Le chef, sur le moment, se gratta la tête. Marier sa fille à un homme certes beau, mais qui ne possédait rien ? Cela dit, ce beau gars, seulement armé de son courage, était prêt à risquer sa vie, et mourir pour Maylis. Alors le chef appela sa femme.
- Accorde-le-lui, dit-elle. Si jamais il y arrive, je veux bien lui accorder Maylis… Et puis, tiens, offre-lui donc la forêt de Téthieu. Un homme qui sait triompher d’un dragon saura s’occuper d’un grand domaine.
- Bien, dit le chef. Vincent, si je vous revois, je vous serais extrêmement reconnaissant.
- Merci, monsieur.
Et Vincent, le lendemain matin, prit les deux bœufs les plus gras du village, le baquet d’eau salée, et emmena tout cela à la forêt de Téthieu. Auparavant, il était allé à la forge, où il s’était fait fabriquer une épée magique, ornée de pierres précieuses. Puis il se rendit au bord du fleuve et attacha les bœufs aux chênes robustes de la forêt. Et il installa le baquet d’eau salée. Puis il se cacha dans les buissons, son épée à la main.

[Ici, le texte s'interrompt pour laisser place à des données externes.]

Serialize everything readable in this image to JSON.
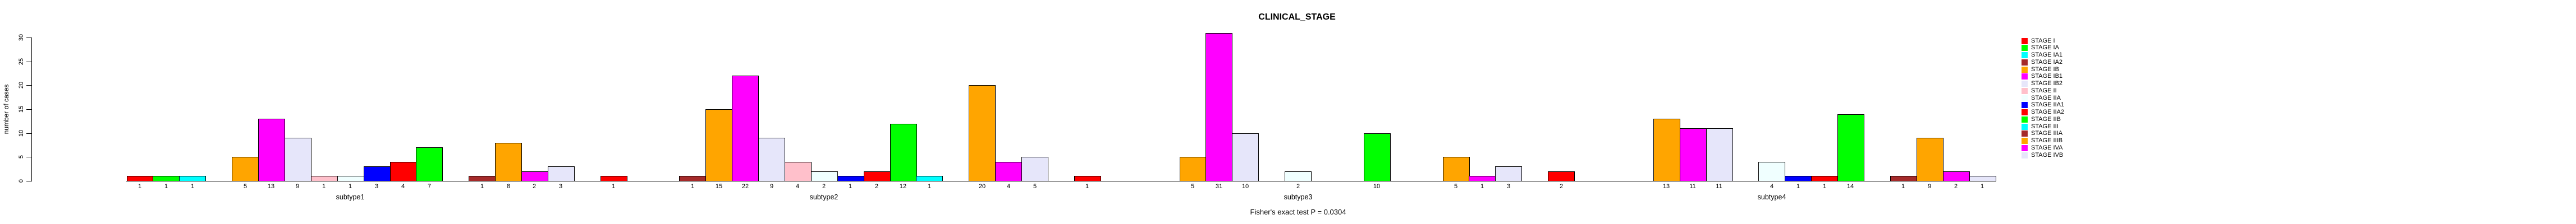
{
  "chart_data": {
    "type": "bar",
    "title": "CLINICAL_STAGE",
    "ylabel": "number of cases",
    "xlabel": "",
    "footer": "Fisher's exact test P = 0.0304",
    "ylim": [
      0,
      30
    ],
    "yticks": [
      0,
      5,
      10,
      15,
      20,
      25,
      30
    ],
    "grid": false,
    "legend_position": "right-inside",
    "bar_value_labels": "counts shown under each bar",
    "stages": [
      {
        "label": "STAGE I",
        "color": "#FF0000"
      },
      {
        "label": "STAGE IA",
        "color": "#00FF00"
      },
      {
        "label": "STAGE IA1",
        "color": "#00FFFF"
      },
      {
        "label": "STAGE IA2",
        "color": "#A52A2A"
      },
      {
        "label": "STAGE IB",
        "color": "#FFA500"
      },
      {
        "label": "STAGE IB1",
        "color": "#FF00FF"
      },
      {
        "label": "STAGE IB2",
        "color": "#E6E6FA"
      },
      {
        "label": "STAGE II",
        "color": "#FFC0CB"
      },
      {
        "label": "STAGE IIA",
        "color": "#F0FFFF"
      },
      {
        "label": "STAGE IIA1",
        "color": "#0000FF"
      },
      {
        "label": "STAGE IIA2",
        "color": "#FF0000"
      },
      {
        "label": "STAGE IIB",
        "color": "#00FF00"
      },
      {
        "label": "STAGE III",
        "color": "#00FFFF"
      },
      {
        "label": "STAGE IIIA",
        "color": "#A52A2A"
      },
      {
        "label": "STAGE IIIB",
        "color": "#FFA500"
      },
      {
        "label": "STAGE IVA",
        "color": "#FF00FF"
      },
      {
        "label": "STAGE IVB",
        "color": "#E6E6FA"
      }
    ],
    "groups": [
      {
        "label": "subtype1",
        "counts": [
          1,
          1,
          1,
          0,
          5,
          13,
          9,
          1,
          1,
          3,
          4,
          7,
          0,
          1,
          8,
          2,
          3
        ]
      },
      {
        "label": "subtype2",
        "counts": [
          1,
          0,
          0,
          1,
          15,
          22,
          9,
          4,
          2,
          1,
          2,
          12,
          1,
          0,
          20,
          4,
          5
        ]
      },
      {
        "label": "subtype3",
        "counts": [
          1,
          0,
          0,
          0,
          5,
          31,
          10,
          0,
          2,
          0,
          0,
          10,
          0,
          0,
          5,
          1,
          3
        ]
      },
      {
        "label": "subtype4",
        "counts": [
          2,
          0,
          0,
          0,
          13,
          11,
          11,
          0,
          4,
          1,
          1,
          14,
          0,
          1,
          9,
          2,
          1
        ]
      }
    ]
  }
}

Il n’eut pas à attendre longtemps : le dragon avait senti l’odeur et entendu les mugissements des bœufs, et se régala de la chair du premier, après l’avoir tué d’un seul coup de dents. Vincent tremblait devant la terrible bête, mais il attendit son heure, la main sur le pommeau de son épée. Le dragon mit davantage de temps à tuer puis manger le second bœuf. Il était repu. Après cela, il se précipita sur le baquet d’eau salée, le vida, mais bien sûr il eut soif, alors il but encore, dans l’Adour. Enfin, vaincu par une digestion paresseuse, il s’étala sur le côté droit, ferma les yeux et s’endormit. Vincent bondit alors de sa cachette, et lui enfonça son épée magique dans le cœur.
Il revint à Téthieu triomphant, et épousa Maylis quelques jours plus tard. Le chef écouta le conseil de sa femme, et accorda aussi à Vincent toute la forêt. Les deux jeunes mariés surent effectivement rendre ce lieu agréable et l’utiliser à leur profit. Ils construisirent une belle maison, où ils vécurent heureux et longtemps, avec leurs enfants. A ce jour, le domaine appartient toujours à leurs nombreux descendants.